Job consultants or Recruitment Agents can't give you an offer letter. 
You must secure a skilled job from a registered NZ employer which may well be dealt with through a Recruitment Agent.
The only way you are gonna be able to claim the bonus points is if you secure a job this way and submit the proof to Immigration at the appropriate time when you have received ITA.

Yes it is true the majority of employers prefer candidates to already be in NZ with the visa to be able to work.

In my experience I did manage to secure a job in NZ whilst still in the UK, but I was already a Resident Visa holder, already had one way flights booked, already had the shipping container booked so although I wasn't in NZ already I was more appealing to the recruiting companies than someone without a visa or even in the process of applying for a visa.

Regards,


----------



## AustraliaDreams (Sep 29, 2012)

hi escapedtonz ,

Thank you so much for writing in detail.
However, I was told of another option : visiting australia with a visa that let you work for 2 yrs to get on job training. Something like internship.

I found this Temporary Graduate Visa
Temporary Graduate Visa (Subclass 485)

It says --Post-Study Work stream – for international students who graduate with an eligible qualification.
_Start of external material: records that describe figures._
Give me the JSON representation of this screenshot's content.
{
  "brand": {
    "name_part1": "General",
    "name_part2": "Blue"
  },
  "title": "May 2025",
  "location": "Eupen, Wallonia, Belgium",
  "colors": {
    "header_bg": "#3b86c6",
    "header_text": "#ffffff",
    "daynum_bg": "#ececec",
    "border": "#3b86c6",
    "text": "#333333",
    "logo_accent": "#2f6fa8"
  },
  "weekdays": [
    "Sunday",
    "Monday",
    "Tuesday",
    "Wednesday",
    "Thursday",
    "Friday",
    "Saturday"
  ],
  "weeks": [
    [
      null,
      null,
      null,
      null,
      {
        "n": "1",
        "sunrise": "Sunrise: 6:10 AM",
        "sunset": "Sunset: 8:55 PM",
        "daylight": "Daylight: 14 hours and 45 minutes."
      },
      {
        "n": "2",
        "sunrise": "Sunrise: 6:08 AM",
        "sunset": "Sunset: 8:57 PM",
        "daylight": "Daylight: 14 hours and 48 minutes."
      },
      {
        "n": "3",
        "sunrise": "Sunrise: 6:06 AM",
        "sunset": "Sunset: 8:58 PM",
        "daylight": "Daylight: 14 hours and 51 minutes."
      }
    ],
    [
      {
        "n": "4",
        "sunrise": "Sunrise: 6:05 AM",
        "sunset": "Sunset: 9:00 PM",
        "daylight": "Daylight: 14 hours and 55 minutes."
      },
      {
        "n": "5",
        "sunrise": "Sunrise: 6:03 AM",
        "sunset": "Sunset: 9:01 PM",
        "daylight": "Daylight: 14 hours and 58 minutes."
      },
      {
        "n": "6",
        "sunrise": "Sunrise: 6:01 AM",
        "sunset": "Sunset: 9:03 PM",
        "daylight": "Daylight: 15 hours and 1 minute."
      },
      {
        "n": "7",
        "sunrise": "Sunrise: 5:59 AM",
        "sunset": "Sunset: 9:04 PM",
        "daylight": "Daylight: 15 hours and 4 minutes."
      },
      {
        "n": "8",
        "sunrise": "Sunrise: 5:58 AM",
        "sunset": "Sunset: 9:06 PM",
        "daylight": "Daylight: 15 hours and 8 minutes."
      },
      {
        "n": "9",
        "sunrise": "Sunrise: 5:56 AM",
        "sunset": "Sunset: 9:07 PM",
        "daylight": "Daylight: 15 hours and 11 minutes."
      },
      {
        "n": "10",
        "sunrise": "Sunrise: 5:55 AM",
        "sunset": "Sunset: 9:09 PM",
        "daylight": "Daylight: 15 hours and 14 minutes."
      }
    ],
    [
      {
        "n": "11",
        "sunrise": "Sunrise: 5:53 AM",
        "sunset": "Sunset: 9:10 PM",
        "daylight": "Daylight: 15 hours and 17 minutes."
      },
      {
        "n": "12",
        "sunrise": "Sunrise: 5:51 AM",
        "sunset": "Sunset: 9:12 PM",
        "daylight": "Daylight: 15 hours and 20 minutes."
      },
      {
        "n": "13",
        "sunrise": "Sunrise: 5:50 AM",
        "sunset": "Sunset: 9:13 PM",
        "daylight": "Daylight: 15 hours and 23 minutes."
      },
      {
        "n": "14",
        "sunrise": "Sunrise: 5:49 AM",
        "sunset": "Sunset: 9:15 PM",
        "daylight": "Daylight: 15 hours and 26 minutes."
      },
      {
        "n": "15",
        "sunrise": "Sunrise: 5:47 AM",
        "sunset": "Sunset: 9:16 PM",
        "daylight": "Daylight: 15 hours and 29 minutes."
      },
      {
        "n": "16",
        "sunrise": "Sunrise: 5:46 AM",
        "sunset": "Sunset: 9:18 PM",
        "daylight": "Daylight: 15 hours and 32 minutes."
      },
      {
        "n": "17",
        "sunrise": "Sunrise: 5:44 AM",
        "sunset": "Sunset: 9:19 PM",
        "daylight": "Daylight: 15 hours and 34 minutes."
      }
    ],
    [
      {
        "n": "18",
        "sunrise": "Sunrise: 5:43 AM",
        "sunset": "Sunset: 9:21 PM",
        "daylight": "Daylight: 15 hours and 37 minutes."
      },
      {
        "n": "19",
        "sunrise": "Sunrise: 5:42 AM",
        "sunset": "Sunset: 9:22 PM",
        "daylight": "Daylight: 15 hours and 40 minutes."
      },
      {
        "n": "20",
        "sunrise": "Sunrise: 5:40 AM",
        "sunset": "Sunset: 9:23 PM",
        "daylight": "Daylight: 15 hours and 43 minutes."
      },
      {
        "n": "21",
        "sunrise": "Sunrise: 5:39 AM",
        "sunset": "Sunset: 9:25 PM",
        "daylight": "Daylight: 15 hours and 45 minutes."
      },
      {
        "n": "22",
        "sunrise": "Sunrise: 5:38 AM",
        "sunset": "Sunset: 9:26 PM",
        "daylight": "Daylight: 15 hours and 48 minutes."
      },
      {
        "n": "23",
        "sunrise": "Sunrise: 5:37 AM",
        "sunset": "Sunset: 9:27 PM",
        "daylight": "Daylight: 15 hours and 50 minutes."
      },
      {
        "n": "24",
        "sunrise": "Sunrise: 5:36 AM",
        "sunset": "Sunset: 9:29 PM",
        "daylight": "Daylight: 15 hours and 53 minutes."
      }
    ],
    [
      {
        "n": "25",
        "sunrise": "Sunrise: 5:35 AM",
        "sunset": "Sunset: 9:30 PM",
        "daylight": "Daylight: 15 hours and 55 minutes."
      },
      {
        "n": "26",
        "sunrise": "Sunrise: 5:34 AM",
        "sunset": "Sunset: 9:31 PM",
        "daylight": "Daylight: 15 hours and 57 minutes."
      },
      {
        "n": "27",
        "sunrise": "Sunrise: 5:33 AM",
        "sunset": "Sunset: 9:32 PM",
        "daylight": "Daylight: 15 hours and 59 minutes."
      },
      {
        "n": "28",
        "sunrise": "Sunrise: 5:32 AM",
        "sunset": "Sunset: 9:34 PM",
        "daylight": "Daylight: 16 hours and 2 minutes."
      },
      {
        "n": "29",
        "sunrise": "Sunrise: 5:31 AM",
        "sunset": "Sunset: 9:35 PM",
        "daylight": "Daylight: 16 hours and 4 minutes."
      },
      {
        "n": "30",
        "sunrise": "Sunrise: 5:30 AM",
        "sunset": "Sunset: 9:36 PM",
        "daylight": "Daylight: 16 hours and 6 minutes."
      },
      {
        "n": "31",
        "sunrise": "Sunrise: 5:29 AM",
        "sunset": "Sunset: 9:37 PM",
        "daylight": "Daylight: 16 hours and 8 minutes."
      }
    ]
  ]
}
This stream is only available to students who applied for and were granted their first Student visa to Australia on or after 5 November 2011. A visa in this stream can be granted for up to four years, depending on the qualification.

Can you please let me know if you have any idea on this whether studies needs to be done in australia or can be doen out side australia



escapedtonz said:


> Hi,
> 
> Well you've been told complete drivel.
> 
> ...


----------



## escapedtonz (Apr 6, 2012)

AustraliaDreams said:


> hi escapedtonz ,
> 
> Thank you so much for writing in detail.
> However, I was told of another option : visiting australia with a visa that let you work for 2 yrs to get on job training. Something like internship.
> ...


I don't know anything about Australia migration. This is the NZ forum.
You may wish to start a new thread in the Australia forum.

Regards,


----------